Adli erfährt dies auch als Psychiater: „In unsere Sprechstunden kommen immer mehr Menschen, die sich einer ungewissen Zukunft ausgeliefert fühlen.“ Weidner sieht bei der Corona-Bekämpfung viele Parallelen zum „Krieg gegen den Terror“: „In beiden Fällen glaubte man, durch Grenzschließungen die Gefahr außen vor halten zu können.

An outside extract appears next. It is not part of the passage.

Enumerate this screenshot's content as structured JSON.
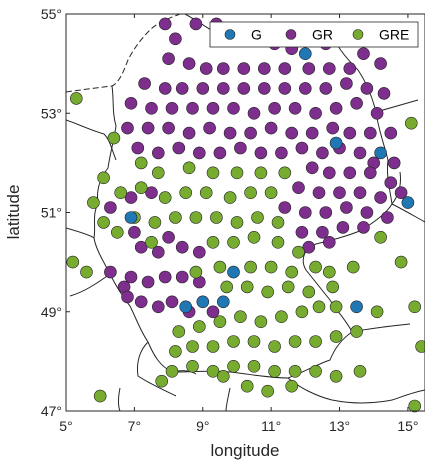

Und in beiden Fällen wurden bürgerliche Freiheitsrechte massiv eingeschränkt.“

„Die Angst vor dem Anderen“

Dauerhaft verändert haben die Anschläge die Haltung gegenüber Muslimen. „Die Angst vor dem Anderen, vor dem Fremden nahm danach erst einmal deutlich zu“, sagt der Islamwissenschaftler Weidner. „Ich erinnere mich noch, dass man sich etwa nach den Anschlägen von Madrid 2004 immer etwas unwohl fühlte, wenn man in der Bahn saß und jemand zustieg, der ein wenig so aussah, wie man sich einen islamistischen Kämpfer vorstellt.“

Vor den Anschlägen wurden etwa türkische „Gastarbeiter“ in Deutschland noch weniger mit dem Islam assoziiert als mit Armutszuwanderung. „Nach 9/11 gab es dann einen radikalen Umschlag. Was vorher unterschwellig an Vorurteilen schon da gewesen war, verwandelte sich in teils offene Ablehnung.“

Mittlerweile stellt Weidner hier allerdings eine Normalisierung fest. „Einen günstigen Effekt hatte der Arabische Frühling vor zehn Jahren, weil man da gesehen hat, dass die Araber nicht gleichzusetzen sind mit ihren despotischen Regimen und einem radikalen Islam. Danach gab es die Solidarität in der Flüchtlingskrise. Heute sind wir viel besser über die islamische Welt informiert als früher und haben dadurch auch eine politisch offenere und interessantere Diskussion - man denke an die derzeitige Kolonialismus-Debatte.“ Weidner betrachtet dies als eine positive Folge von 9/11.

Wie man auch dazu steht, die Prognose der „New York Times“ vom 12. September 2001 hat sich jedenfalls bestätigt. Die Zeitung kommentierte damals, dies sei einer „jener Momente, in denen sich die Geschichte in ein Davor und Danach teilt“.